Quand la grande reporter Madeleine Jacob brisait le mythe folklorique

En cet été 1938, alors que les touristes commencent à affluer pour voir les "pittoresques" Bigoudens, le magazine Messidor jette un pavé dans la mare. Pas de cartes postales ici, mais une enquête choc signée Madeleine Jacob sur la "grande misère des travailleurs de la mer".
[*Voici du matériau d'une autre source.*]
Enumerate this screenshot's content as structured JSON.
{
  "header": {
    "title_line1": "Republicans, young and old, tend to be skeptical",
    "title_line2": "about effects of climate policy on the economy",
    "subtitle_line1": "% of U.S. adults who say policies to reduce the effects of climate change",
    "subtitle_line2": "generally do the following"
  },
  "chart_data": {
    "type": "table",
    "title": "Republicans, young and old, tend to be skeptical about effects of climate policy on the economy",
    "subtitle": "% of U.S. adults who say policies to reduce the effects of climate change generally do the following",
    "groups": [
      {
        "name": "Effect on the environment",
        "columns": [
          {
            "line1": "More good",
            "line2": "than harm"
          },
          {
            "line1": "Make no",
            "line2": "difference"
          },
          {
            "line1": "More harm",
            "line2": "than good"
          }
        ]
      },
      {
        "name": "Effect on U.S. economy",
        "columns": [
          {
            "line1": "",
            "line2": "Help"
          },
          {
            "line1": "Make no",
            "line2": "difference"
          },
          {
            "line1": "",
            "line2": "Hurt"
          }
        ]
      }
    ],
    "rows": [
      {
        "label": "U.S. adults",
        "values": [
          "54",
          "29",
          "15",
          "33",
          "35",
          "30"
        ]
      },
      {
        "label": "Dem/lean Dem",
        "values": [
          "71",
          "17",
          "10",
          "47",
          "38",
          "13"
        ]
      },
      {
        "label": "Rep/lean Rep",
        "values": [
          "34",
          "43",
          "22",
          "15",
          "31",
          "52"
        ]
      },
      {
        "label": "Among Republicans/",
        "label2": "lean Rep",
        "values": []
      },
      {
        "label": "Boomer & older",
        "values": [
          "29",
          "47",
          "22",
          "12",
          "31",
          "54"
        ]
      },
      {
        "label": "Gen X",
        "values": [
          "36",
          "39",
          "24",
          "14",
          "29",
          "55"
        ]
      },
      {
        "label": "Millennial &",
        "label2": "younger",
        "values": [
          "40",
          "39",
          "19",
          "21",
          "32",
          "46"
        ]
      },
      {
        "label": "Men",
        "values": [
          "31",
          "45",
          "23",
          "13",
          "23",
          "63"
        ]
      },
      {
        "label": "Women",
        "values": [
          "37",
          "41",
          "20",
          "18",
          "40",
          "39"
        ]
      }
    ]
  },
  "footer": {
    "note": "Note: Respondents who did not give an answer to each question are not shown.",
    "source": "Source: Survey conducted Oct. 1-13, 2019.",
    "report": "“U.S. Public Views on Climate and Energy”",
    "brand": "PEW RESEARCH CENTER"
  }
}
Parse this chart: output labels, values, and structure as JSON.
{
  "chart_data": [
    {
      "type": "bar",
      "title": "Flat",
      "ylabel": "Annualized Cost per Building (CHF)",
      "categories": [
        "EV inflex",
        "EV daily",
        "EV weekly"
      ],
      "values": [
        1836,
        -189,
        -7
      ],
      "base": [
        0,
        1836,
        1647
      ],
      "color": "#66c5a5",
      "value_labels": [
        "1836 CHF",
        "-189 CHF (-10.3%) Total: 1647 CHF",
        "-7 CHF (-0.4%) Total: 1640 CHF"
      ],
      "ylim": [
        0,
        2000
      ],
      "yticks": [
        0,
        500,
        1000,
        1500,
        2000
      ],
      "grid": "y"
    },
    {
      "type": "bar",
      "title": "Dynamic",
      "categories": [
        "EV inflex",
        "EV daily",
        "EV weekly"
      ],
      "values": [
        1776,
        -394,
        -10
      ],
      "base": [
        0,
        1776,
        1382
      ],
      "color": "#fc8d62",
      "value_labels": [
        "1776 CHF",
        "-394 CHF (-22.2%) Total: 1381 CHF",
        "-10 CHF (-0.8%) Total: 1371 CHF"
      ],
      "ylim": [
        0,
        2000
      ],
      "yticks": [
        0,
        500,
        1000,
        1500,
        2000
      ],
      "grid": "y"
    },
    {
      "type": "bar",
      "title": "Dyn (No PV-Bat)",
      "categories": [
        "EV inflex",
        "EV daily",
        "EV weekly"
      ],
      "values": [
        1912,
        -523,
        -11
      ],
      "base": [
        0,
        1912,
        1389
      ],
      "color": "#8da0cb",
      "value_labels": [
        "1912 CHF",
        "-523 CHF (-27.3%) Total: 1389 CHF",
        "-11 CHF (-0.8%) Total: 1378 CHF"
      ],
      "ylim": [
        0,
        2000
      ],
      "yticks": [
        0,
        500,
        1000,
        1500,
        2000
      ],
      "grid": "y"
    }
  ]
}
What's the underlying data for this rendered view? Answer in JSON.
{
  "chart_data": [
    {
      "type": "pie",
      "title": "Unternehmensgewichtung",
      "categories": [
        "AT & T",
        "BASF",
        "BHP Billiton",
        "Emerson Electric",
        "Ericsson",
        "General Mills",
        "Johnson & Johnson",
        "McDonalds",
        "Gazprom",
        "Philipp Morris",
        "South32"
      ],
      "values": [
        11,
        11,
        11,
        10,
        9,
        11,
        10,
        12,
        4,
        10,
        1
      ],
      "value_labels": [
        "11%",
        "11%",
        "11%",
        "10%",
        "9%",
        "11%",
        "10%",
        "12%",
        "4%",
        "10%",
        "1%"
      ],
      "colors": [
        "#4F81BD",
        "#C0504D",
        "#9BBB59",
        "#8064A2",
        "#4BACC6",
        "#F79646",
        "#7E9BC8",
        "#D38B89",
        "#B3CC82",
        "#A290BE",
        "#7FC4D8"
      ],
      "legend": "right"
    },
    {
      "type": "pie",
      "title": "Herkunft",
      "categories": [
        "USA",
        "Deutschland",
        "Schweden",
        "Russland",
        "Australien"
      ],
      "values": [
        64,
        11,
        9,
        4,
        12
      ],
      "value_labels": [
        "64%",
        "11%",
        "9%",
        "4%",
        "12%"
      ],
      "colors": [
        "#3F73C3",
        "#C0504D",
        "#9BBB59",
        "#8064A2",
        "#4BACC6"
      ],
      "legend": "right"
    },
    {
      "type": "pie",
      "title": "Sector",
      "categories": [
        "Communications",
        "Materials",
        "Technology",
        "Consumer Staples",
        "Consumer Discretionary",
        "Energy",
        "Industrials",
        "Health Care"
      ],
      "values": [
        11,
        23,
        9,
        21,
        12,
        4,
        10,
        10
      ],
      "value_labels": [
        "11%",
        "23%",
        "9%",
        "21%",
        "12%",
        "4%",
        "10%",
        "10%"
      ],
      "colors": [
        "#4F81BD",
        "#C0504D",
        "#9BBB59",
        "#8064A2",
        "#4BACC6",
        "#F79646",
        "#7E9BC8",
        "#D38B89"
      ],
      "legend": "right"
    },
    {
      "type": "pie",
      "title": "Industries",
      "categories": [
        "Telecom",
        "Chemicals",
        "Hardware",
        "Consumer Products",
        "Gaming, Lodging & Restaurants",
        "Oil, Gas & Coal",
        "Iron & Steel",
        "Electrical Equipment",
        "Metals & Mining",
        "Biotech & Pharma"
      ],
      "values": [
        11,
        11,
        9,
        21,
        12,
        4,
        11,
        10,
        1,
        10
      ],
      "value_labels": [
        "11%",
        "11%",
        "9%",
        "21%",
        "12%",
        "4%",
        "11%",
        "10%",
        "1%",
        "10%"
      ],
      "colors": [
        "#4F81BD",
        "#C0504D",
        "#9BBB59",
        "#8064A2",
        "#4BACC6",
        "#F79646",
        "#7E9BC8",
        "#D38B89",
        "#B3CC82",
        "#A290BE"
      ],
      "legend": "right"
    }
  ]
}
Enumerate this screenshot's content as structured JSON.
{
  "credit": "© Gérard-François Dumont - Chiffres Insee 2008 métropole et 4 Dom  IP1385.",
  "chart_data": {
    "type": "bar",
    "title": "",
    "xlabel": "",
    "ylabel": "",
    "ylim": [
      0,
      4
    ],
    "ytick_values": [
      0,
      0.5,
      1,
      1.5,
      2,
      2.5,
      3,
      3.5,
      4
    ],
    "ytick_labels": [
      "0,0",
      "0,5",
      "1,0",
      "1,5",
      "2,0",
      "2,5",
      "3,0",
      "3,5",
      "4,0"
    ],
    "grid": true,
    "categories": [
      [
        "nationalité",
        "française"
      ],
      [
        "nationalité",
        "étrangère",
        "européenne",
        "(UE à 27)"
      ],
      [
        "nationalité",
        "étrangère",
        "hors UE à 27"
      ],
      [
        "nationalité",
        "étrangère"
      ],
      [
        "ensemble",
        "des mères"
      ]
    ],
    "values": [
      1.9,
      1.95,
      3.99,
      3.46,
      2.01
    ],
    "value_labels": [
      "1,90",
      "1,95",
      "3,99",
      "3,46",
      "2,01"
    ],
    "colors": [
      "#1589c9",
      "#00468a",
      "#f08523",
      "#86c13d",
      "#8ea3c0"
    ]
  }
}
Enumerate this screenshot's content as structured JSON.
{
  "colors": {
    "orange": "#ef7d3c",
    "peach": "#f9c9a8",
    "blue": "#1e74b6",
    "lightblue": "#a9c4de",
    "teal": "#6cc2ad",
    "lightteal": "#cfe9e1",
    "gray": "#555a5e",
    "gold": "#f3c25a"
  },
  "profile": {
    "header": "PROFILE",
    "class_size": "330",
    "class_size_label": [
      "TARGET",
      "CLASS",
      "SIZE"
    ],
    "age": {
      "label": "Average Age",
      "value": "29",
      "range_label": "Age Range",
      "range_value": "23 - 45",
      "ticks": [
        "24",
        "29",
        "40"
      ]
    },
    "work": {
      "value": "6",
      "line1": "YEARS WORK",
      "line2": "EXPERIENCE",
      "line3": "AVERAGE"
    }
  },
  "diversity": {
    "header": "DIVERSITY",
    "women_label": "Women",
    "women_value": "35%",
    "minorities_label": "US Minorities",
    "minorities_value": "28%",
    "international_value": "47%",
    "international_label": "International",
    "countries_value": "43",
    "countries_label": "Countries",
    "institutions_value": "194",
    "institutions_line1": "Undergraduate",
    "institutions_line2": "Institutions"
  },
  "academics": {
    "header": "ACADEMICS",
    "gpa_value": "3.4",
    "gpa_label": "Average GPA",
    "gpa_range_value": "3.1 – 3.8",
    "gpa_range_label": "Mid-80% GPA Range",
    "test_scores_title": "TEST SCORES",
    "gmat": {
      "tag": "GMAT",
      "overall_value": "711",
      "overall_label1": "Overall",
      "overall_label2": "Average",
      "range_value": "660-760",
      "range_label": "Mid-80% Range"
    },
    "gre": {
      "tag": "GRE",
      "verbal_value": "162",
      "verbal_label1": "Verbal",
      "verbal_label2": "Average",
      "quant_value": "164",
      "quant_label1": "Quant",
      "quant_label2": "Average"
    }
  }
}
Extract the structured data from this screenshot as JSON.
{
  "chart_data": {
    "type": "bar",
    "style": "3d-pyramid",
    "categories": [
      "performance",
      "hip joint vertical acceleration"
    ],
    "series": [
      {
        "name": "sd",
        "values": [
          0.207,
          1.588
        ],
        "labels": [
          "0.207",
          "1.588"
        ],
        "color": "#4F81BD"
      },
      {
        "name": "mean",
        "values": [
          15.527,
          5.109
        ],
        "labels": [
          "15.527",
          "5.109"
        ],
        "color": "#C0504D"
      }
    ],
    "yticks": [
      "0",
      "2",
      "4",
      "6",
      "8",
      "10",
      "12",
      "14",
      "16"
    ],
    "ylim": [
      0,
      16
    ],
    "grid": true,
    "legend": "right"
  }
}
🔥 SABOTAGE POLITIQUE ! L'ambiance est explosive. On apprend que des commandos (les "Chemises Vertes" de Dorgères ?) ont "pétrolé" les champs de petits pois et les stocks des usines. Le but ? Affamer la population pour accuser les syndicats rouges. Une véritable guerre civile larvée se joue dans nos champs.

Le constat sanitaire est tout aussi effrayant. Pour les 8 000 habitants de Penmarc'h, Saint-Guénolé et Kérity, il n'y a qu'un seul médecin.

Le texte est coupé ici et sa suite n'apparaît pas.